На завтраке — Володька Сандраков:
— Никит, ты знаешь, что с Луганским?
— Ну знаю — «на губе»…
— Что ты! В «Кащенко» его сегодня отправляют.
— Да ты что!..
Луганский.
Сон:
Настена отказалась от меня… У нее другой. Я мучаюсь, не знаю кто. Она радостна, спокойна, свободна. Ужасно — ибо конец всему!..

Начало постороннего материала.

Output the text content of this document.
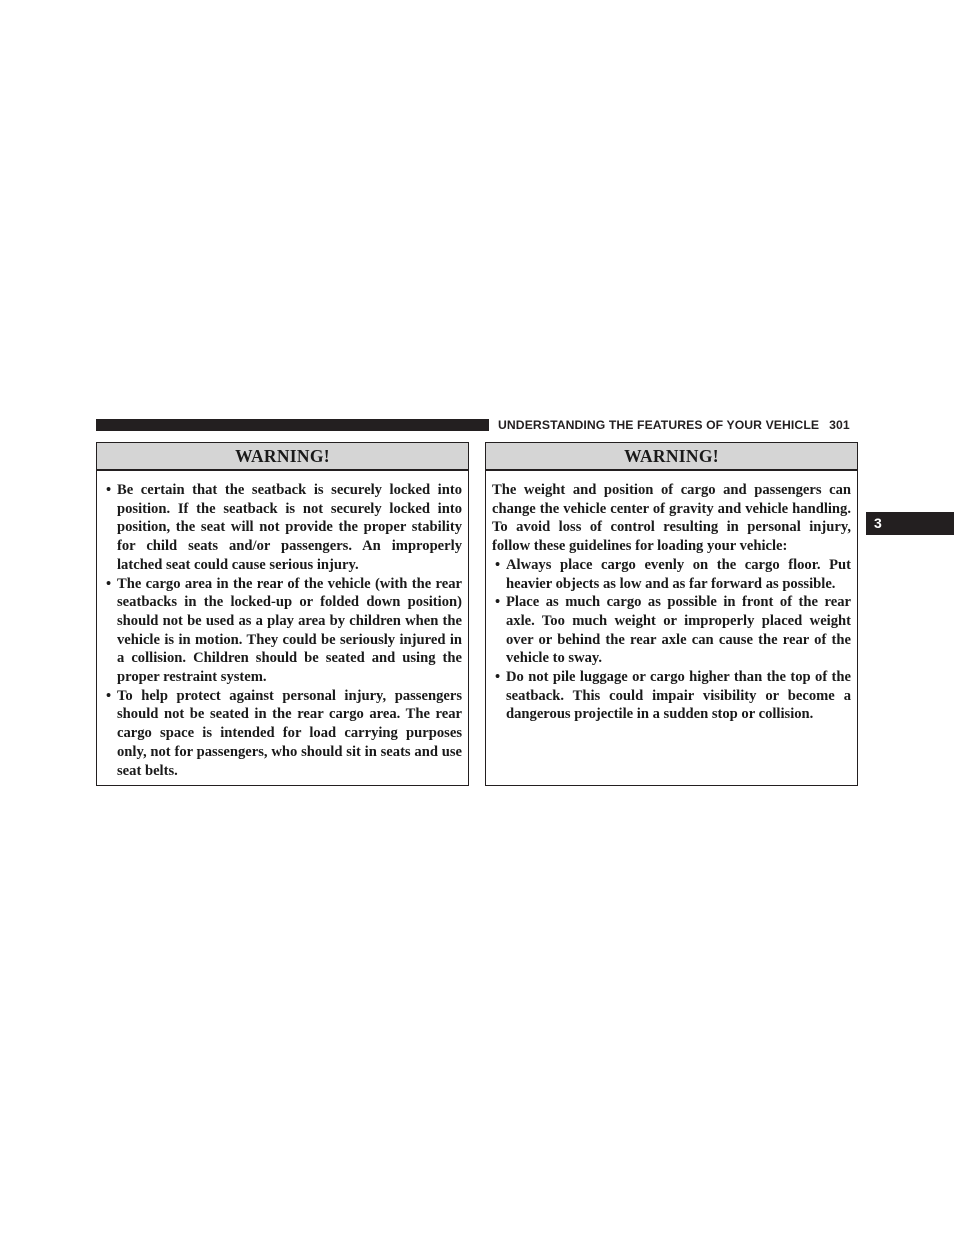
UNDERSTANDING THE FEATURES OF YOUR VEHICLE 301
3
WARNING!
• Be certain that the seatback is securely locked into position. If the seatback is not securely locked into position, the seat will not provide the proper stability for child seats and/or passengers. An improperly latched seat could cause serious injury.
• The cargo area in the rear of the vehicle (with the rear seatbacks in the locked-up or folded down position) should not be used as a play area by children when the vehicle is in motion. They could be seriously injured in a collision. Children should be seated and using the proper restraint system.
• To help protect against personal injury, passengers should not be seated in the rear cargo area. The rear cargo space is intended for load carrying purposes only, not for passengers, who should sit in seats and use seat belts.
WARNING!

The weight and position of cargo and passengers can change the vehicle center of gravity and vehicle handling. To avoid loss of control resulting in personal injury, follow these guidelines for loading your vehicle:

• Always place cargo evenly on the cargo floor. Put heavier objects as low and as far forward as possible.
• Place as much cargo as possible in front of the rear axle. Too much weight or improperly placed weight over or behind the rear axle can cause the rear of the vehicle to sway.
• Do not pile luggage or cargo higher than the top of the seatback. This could impair visibility or become a dangerous projectile in a sudden stop or collision.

Ну что за письмо?! Что за чертово письмо?! И как его понять, и что ей ответить?!
«Здравствуй, Никита.
Сижу и долго думаю, — что писать? Головой знаю, что, а душа, душа ленива. Не пишу тебе столько, что уже стыдно и писать, просто все непросто…
Весна, авитаминоз, я, ты, она, они, он и еще чего-то. Фотографию ты уже не присылай… И потому что примета, и потому что мне это не нужно совсем.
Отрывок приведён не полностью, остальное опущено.